Through years of research, Dizon was able to get first-hand testimonies about the birth of the kamikaze from two key kamikaze officers who were among the initial batch of suicide bombers in this town  Capt. Rikihei Inoguchi and Commander Tadashi Nakajima.
Inoguchi recalled that on Oct. 17, 1944, "American ships appeared off Suluan Island at the mouth of the Leyte Gulf, in such force as to indicate that a major invasion operation was about to begin."
Two days later, Admiral Takijiro Ohnishi arrived here to announce the activation of the so-called "Sho operation," a defensive-offensive plan, amid reports that US forces had targeted the Philippines for invasion.
The following day, the 201st Air Group posted at its headquarters in Barangay San Francisco here an announcement on the formation of the Shimpu suicide attack unit. The slogan: "One plane for one warship."
The unit was to be composed initially of 26 fighter planes, of which half were assigned for suicide diving missions and the rest for escort. Each aircraft was equipped with 250-kilogram bombs.
Inoguchi recalled: "The members of the 201st Air Group  young veteran pilots  were asked if they would volunteer to become suicide pilots. In a frenzy of emotion and joy, the shouts of every pilot in the assembly went up in a gesture of complete accord." Kamikaze was then born to spread its mission to the rest of the Asia-Pacific as World War II drew to a close.
Dizon quoted US Navy Vice Admiral C.R. Brown as saying later: "No one has as yet successfully explained to the Western mind this Japanese phenomenon of self-immolation, and perhaps it is not given to the Westerner to understand it."
Twenty-two-year old Ensign Heiichi Okabe of Kyushu wrote: "I am a human being and hope to be neither saint nor scoundrel. As one who has spent his life in wistful longing and searching, I die resignedly in the hope that my life will serve as a human document."
To his parents, Flying Petty Officer First Class Isao Matsuo of Nagasaki wrote: "Please congratulate me. I have been given a splendid opportunity to die. This is my last day. The destiny of our homeland hinges on the decisive battle in the seas south, where I shall fall like a blossom from a radiant cherry tree."
One Teruo also had no regrets for volunteering his life as a kamikaze pilot, as he wrote his father: "As my death approaches, my only regret is that I have never been able to do anything good for you in life. . . My grave will be the sea around Okinawa, and I will see my (deceased) mother and grandmother again. I have neither regret nor fear about death. I only pray for your happiness and that of my countrymen."

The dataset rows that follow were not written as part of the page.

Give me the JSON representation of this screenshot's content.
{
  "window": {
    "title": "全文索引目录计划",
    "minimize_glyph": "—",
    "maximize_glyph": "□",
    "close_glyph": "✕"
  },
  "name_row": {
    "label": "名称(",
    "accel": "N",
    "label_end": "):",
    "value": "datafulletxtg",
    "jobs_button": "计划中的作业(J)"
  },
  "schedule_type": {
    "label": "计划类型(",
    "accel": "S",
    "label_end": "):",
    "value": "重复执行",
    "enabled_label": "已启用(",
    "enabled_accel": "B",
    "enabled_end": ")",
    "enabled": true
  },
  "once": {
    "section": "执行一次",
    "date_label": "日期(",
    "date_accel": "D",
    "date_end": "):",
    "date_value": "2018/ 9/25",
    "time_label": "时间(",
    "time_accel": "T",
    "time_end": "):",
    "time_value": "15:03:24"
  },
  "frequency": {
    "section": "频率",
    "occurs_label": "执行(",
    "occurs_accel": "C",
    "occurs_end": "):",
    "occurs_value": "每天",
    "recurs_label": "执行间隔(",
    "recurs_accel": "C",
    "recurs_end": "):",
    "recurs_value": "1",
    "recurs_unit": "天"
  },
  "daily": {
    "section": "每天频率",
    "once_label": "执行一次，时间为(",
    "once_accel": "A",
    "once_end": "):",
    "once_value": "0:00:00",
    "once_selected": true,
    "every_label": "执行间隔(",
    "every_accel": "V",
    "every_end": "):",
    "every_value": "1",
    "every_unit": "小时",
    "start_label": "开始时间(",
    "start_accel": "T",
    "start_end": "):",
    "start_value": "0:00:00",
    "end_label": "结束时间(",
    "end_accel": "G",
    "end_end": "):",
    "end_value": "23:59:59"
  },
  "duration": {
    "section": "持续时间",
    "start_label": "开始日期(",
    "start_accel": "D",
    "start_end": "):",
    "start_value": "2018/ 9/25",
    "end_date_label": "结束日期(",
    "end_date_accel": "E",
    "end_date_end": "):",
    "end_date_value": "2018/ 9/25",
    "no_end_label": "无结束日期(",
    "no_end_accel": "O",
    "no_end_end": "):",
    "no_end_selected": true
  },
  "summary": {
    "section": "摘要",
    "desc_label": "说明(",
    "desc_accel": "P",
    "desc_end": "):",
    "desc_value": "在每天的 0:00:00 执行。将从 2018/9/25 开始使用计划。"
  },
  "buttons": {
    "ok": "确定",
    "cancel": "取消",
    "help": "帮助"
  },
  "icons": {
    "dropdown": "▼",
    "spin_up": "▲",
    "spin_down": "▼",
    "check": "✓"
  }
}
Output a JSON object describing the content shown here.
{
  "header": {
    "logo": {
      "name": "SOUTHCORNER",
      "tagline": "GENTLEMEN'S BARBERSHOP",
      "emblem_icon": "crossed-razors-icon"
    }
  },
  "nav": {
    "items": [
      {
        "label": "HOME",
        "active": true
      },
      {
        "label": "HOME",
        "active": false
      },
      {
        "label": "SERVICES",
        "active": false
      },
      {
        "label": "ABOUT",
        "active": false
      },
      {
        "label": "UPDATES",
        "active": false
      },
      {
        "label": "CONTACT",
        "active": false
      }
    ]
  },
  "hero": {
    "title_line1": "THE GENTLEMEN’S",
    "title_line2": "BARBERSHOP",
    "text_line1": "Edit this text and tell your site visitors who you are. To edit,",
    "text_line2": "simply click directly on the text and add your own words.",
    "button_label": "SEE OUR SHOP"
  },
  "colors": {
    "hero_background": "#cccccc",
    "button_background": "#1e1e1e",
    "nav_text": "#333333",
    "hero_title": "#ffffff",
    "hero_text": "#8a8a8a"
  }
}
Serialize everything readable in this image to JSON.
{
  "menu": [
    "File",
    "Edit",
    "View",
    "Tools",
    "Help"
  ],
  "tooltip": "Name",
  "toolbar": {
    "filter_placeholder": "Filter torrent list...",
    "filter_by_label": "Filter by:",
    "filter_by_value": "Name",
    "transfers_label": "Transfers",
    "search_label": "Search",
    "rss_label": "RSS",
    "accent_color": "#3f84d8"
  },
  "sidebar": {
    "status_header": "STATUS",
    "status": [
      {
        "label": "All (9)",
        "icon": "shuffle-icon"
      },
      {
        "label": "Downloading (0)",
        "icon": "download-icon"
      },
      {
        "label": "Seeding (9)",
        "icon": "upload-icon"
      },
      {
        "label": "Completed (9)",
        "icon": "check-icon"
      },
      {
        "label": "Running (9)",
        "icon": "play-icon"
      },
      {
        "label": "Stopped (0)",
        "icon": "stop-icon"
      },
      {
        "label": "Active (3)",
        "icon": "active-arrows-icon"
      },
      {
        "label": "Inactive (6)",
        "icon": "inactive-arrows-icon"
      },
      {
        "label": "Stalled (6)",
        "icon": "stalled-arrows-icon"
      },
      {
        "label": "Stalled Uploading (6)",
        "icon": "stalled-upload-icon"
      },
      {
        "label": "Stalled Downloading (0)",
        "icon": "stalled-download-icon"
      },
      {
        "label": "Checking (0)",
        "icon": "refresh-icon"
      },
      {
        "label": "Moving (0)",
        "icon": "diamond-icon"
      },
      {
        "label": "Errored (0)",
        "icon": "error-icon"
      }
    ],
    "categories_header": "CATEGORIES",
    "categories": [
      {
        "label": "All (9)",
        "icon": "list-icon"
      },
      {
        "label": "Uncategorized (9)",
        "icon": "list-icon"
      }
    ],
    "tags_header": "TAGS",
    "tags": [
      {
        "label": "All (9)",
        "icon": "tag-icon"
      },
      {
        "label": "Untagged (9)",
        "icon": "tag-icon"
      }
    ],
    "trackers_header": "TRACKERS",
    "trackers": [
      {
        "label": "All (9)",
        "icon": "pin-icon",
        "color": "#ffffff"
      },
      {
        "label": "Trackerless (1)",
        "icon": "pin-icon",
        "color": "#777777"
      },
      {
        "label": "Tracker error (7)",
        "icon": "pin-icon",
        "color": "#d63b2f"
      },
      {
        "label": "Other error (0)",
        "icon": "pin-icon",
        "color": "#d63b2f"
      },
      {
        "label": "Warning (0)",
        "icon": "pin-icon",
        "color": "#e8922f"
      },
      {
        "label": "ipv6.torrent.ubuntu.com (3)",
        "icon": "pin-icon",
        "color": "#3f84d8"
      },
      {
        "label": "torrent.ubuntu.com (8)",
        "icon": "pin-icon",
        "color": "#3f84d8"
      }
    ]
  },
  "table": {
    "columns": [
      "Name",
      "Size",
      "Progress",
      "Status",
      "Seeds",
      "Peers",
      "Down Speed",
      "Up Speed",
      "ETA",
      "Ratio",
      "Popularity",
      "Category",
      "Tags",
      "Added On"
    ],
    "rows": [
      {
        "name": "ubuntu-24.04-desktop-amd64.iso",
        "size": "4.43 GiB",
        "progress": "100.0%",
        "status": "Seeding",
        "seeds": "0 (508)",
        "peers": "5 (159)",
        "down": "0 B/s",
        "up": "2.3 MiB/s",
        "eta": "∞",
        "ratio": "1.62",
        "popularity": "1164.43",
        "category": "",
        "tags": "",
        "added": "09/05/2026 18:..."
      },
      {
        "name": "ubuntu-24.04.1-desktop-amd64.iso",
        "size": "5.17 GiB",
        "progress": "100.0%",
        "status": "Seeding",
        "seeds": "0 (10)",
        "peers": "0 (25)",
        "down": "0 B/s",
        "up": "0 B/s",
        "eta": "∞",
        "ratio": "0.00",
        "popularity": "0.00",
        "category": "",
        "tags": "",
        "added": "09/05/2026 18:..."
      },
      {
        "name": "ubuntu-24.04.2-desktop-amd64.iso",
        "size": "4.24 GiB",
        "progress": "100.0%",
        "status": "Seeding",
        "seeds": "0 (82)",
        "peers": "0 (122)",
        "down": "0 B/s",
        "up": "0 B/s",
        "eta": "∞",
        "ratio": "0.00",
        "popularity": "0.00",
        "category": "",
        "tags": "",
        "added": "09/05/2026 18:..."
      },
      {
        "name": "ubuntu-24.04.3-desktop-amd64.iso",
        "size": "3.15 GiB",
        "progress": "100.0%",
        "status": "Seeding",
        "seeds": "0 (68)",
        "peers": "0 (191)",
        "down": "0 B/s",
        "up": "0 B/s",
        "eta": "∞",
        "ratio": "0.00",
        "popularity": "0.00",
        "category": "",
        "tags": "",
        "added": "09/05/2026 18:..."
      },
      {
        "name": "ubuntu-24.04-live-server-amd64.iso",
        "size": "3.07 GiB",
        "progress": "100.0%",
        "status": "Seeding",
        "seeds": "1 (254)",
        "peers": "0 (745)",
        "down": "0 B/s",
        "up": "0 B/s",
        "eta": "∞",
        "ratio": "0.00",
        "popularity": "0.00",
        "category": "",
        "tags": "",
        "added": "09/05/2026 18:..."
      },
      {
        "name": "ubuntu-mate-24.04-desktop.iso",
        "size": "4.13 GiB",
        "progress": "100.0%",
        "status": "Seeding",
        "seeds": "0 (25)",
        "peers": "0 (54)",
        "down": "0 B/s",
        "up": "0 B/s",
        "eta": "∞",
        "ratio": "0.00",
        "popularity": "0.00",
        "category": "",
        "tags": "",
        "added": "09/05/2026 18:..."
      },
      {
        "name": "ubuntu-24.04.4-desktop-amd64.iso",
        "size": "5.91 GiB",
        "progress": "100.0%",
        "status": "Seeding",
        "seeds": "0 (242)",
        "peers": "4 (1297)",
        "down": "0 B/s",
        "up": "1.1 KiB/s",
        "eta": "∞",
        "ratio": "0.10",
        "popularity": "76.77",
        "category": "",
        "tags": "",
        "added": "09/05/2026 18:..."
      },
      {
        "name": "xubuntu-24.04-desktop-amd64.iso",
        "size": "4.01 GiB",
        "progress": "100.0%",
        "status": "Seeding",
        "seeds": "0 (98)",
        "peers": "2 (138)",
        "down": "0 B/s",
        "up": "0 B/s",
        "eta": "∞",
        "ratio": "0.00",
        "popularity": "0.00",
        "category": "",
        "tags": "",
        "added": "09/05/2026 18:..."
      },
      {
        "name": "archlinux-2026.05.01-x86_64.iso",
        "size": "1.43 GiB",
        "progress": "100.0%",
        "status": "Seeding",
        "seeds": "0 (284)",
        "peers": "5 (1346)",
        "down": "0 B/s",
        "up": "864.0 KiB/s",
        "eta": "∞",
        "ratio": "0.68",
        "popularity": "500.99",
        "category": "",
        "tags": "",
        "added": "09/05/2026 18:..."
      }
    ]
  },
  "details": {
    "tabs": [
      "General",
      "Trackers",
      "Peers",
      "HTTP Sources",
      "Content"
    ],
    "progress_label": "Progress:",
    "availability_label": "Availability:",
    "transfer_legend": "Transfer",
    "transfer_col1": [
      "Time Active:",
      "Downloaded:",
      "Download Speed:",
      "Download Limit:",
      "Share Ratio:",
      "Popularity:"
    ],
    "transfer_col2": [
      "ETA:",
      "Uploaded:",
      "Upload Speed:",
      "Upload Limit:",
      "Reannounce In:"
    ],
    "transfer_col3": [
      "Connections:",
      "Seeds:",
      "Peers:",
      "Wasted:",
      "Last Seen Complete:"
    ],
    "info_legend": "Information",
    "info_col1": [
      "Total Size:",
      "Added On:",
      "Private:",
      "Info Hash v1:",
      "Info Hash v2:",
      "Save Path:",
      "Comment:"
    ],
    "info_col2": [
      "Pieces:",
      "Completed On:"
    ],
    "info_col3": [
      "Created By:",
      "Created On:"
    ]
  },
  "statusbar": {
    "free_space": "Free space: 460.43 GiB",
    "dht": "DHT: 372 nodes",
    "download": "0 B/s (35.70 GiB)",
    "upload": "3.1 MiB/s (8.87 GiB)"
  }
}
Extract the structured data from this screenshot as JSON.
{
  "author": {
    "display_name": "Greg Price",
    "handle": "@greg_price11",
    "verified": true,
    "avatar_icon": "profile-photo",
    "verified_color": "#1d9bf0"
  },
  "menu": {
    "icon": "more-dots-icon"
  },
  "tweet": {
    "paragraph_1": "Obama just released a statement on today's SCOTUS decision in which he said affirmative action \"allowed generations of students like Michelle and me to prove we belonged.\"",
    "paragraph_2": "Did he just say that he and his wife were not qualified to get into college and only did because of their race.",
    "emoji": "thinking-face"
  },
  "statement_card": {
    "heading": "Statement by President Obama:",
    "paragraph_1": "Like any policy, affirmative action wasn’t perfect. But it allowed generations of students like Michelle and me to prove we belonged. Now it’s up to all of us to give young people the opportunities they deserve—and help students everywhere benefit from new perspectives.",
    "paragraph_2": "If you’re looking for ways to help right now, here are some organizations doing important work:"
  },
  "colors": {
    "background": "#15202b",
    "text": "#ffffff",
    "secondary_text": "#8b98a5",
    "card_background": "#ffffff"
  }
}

Noting a growing historical interest in the Japanese occupation of the Philippines, Dizon has put up a kamikaze museum at his home at No. 2 Badjao st., Villa Gloria, Angeles City.
The museum features Dizon’s collection of an original kamikaze pilot uniform, a special steel sword given only to kamikaze volunteers, and portraits of the first five kamikaze pilots killed in suicide attacks.